Yves Smith writes today at Naked Capitalism that today’s debt fears are unfounded; a premise which, I believe, is doubly flawed.

The first is that I see no evidence for the premise that there is any real fear of national debt, since governments everywhere talk about “austerity” and yet continue to crank out deficit spending at ever increasing levels. Republican control of Congress in this country cut our annual deficit from $1 trillion down to just under half that, but pandering in a national election year and fear mongering after a couple of European terrorist incidents has driven it right back up to the $1 trillion ballpark again.

Ms.
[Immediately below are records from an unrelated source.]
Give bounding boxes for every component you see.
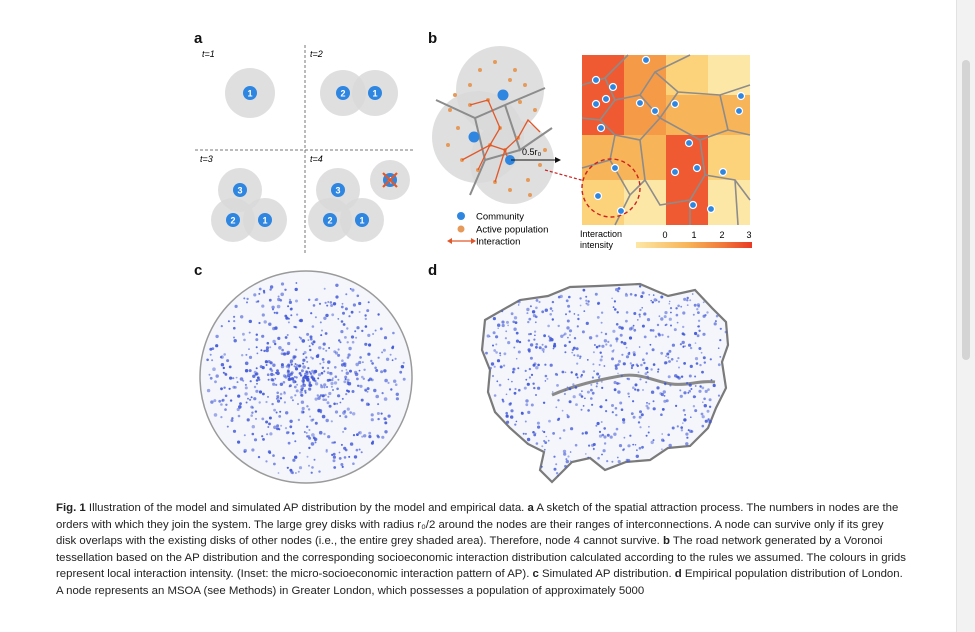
node-number: 3 (335, 186, 340, 196)
colorbar-tick: 2 (719, 230, 724, 240)
cross-icon (382, 172, 398, 188)
node-1 (243, 86, 257, 100)
node-number: 1 (359, 216, 364, 226)
simulated-ap-points (206, 282, 406, 475)
vertical-scrollbar[interactable] (956, 0, 975, 632)
colorbar-title-line2: intensity (580, 240, 614, 250)
panel-b: 0.5r₀ (432, 46, 752, 250)
step-label-1: t=1 (202, 49, 215, 59)
node-2 (226, 213, 240, 227)
heatmap-grid (582, 55, 750, 225)
panel-label-a: a (194, 30, 203, 47)
community-point (468, 131, 480, 143)
figure-svg: t=1 t=2 t=3 t=4 1 2 1 3 2 1 (195, 45, 752, 484)
node-number: 3 (237, 186, 242, 196)
caption-text-a: A sketch of the spatial attraction proce… (56, 502, 899, 548)
colorbar-title-line1: Interaction (580, 229, 622, 239)
node-3 (233, 183, 247, 197)
river-thames (551, 373, 716, 397)
scrollbar-thumb[interactable] (962, 60, 970, 360)
caption-label-a: a (527, 502, 534, 514)
grid-communities (591, 55, 746, 216)
panel-c (199, 270, 413, 484)
node-3 (331, 183, 345, 197)
node-number: 1 (247, 89, 252, 99)
caption-text-d: Empirical population distribution of Lon… (56, 568, 903, 597)
caption-label-d: d (674, 568, 682, 581)
node-2 (323, 213, 337, 227)
figure-caption: Fig. 1 Illustration of the model and sim… (56, 500, 906, 600)
active-population-legend-icon (457, 225, 465, 233)
colorbar-tick: 3 (746, 230, 751, 240)
caption-fig-label: Fig. 1 (56, 502, 86, 514)
node-number: 1 (372, 89, 377, 99)
step-label-3: t=3 (200, 154, 213, 164)
community-point (497, 89, 509, 101)
caption-text-c: Simulated AP distribution. (538, 568, 675, 581)
node-2 (336, 86, 350, 100)
panel-d (480, 282, 730, 484)
panel-a: t=1 t=2 t=3 t=4 1 2 1 3 2 1 (195, 45, 415, 255)
caption-text: Illustration of the model and simulated … (85, 502, 528, 514)
panel-label-d: d (428, 262, 438, 279)
legend-active-population: Active population (476, 225, 548, 236)
colorbar-tick: 0 (662, 230, 667, 240)
node-number: 1 (262, 216, 267, 226)
inset-highlight-circle (581, 158, 641, 218)
panel-label-b: b (428, 30, 438, 47)
msoa-points (485, 285, 728, 477)
colorbar (636, 242, 752, 248)
community-point (505, 155, 515, 165)
node-1 (355, 213, 369, 227)
legend-community: Community (476, 212, 524, 223)
arrow-left-icon (447, 238, 452, 244)
node-number: 2 (230, 216, 235, 226)
node-number: 2 (327, 216, 332, 226)
step-label-4: t=4 (310, 154, 323, 164)
arrow-head-icon (555, 157, 561, 163)
node-1 (368, 86, 382, 100)
panel-label-c: c (194, 262, 203, 279)
step-label-2: t=2 (310, 49, 323, 59)
road-network (435, 87, 553, 196)
legend-interaction: Interaction (476, 237, 520, 248)
caption-text-b: The road network generated by a Voronoi … (56, 535, 906, 581)
node-1 (258, 213, 272, 227)
radius-label: 0.5r₀ (522, 147, 542, 157)
caption-label-b: b (663, 535, 670, 548)
community-legend-icon (457, 212, 465, 220)
caption-label-c: c (532, 568, 539, 581)
arrow-right-icon (471, 238, 476, 244)
node-number: 2 (340, 89, 345, 99)
colorbar-tick: 1 (691, 230, 696, 240)
figure-1: t=1 t=2 t=3 t=4 1 2 1 3 2 1 (194, 30, 752, 484)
Smith betrays her Harvard and Goldman Sachs background on an almost daily basis, and tells us in today’s exercise in delusion that (all emphasis is mine),

After the 2008-2009 financial meltdown brought many OECD economies to a standstill, there was a brief revival of fiscal activism. Many OECD governments initially responded with large fiscal stimulus packages, while bailing out influential financial institutions. Major developing countries also put in place well designed fiscal stimulus packages including public infrastructure investment and better social protection.

I would have liked for her to name one nation which did such a thing and describe the nature in which the package was “well designed,” the specific infrastructure in which it invested, and the social protection it provided, because I was paying attention and I didn’t see any.

She certainly wasn’t talking about the American “stimulus package,”  which was woefully small, was far too heavily invested in tax cuts which are pitiful in terms of stimulating the economy, and invested in such things as “high speed rail” projects, the first one of which broke ground seven years later and connects two small towns in California which are 85 miles apart.

She should go have lunch with Paul Krugman. They’d make a nice couple.

1 comment:

  1. bruce7:15 PM

    Meh... I think if a nation ever budgeted close to how a household or a business does (income = outgo), I'd fall over in a faint.